For one, new construction allows developers and operators to tailor communities to the tastes and needs of incoming residents.
“Baby boomers know what they want, and they expect it as well,” points out Novelli of LCS. They’re not just going to settle anymore; that’s what their parents did.”
“The generation coming into our buildings now is not going to accept the old generation’s idea of seniors housing,” concurs Williams.
According to the sources interviewed for this article, common expectations among prospective boomer residents include large units, as well as abundant amenities focused on wellness.
Some Developers Still Find Success
Even in a development landscape littered with difficulties, a number of developers are managing to get projects to pencil out.
“While much of the seniors housing industry has scaled back development, Erickson Senior Living has maintained steady progress,” shares Sands. “Over the past five years, Erickson has delivered more than 4,000 new units. In 2025 alone, we delivered more than 900 new units to the market.”
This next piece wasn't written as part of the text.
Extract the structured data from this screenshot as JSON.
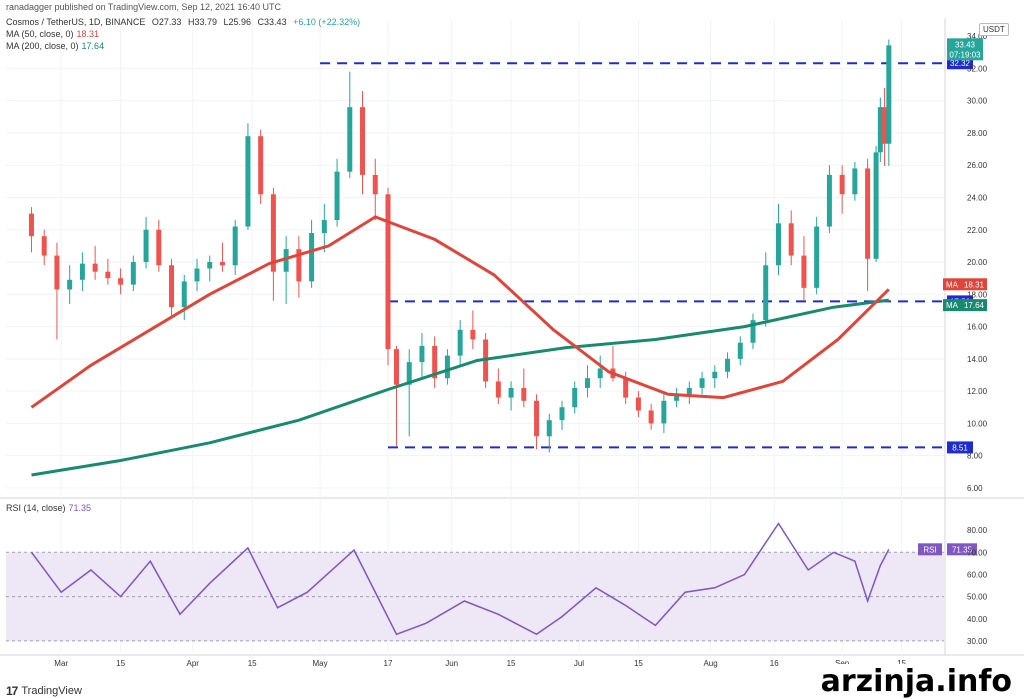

Erickson’s new units included those at The Grandview, an upscale CCRC community opened last year in Bethesda, Maryland. Situated on a 33-acre campus, The Grandview currently comprises one building with 245 units, with an additional, 243-unit building to be completed this year.
“It’s been a busy year for us,” echoes Dan Novelli, director of development at LCS.
“Our philosophy has always been pedal to the metal when everyone else was hands off,” Jedlowski says of Distinctive, which is currently moving forward with projects just south of New York City and in Vineland, New Jersey. Jedlowski says that his company targets markets with demonstrably high occupancy and rent levels.
Distinctive is also interested in serving the middle market. “We recognize that of the baby boomer consumers, a large part of that is the middle market,” says Jedlowski.
“We’ve gotten creative with our development models to figure out how, in a market that averages $7,500 monthly rent, to provide a product that is $4,500, which is much more affordable to someone that is in the middle market,” explains Jedlowski.
One solution that lowers costs and shortens timelines is modular construction.
Fernandez agrees that the middle market subsector offers opportunity for developers and operators. “Communities that target the middle market with efficient design and flexible service models show promise, as this segment is deeply underserved,” he argues.
Looking Ahead
“I do think in the next 12 months, the next 24 months, we are going to start coming out of the gate,” predicts Jedlowski. “We have several groundbreakings that are already scheduled. We’re excited about that.”
Jedlowski has also observed increasing interest in development among other companies. “There are other groups that are inquiring about us and our development services,” he shares.
ONELIFE is among the entities looking forward to restarting new construction. “I think that by 2027, it will open up more for a lot of operators, including us,” says Williams.
“We anticipate development activity will begin to increase in 2026,” states Sands. “However, this may not translate into a significant rise in construction starts immediately, given the lengthy predevelopment timelines required before projects break ground.”
Biggs uses racing imagery when discussing the outlook for development activity moving forward. “Everybody is warming their engines up, warming the tires up, so that when everything falls into place, everybody can just take off and race,” he says, evoking Formula One. “In all this time, I’ve never seen a period since 1988 where there’s been more pent-up activity.”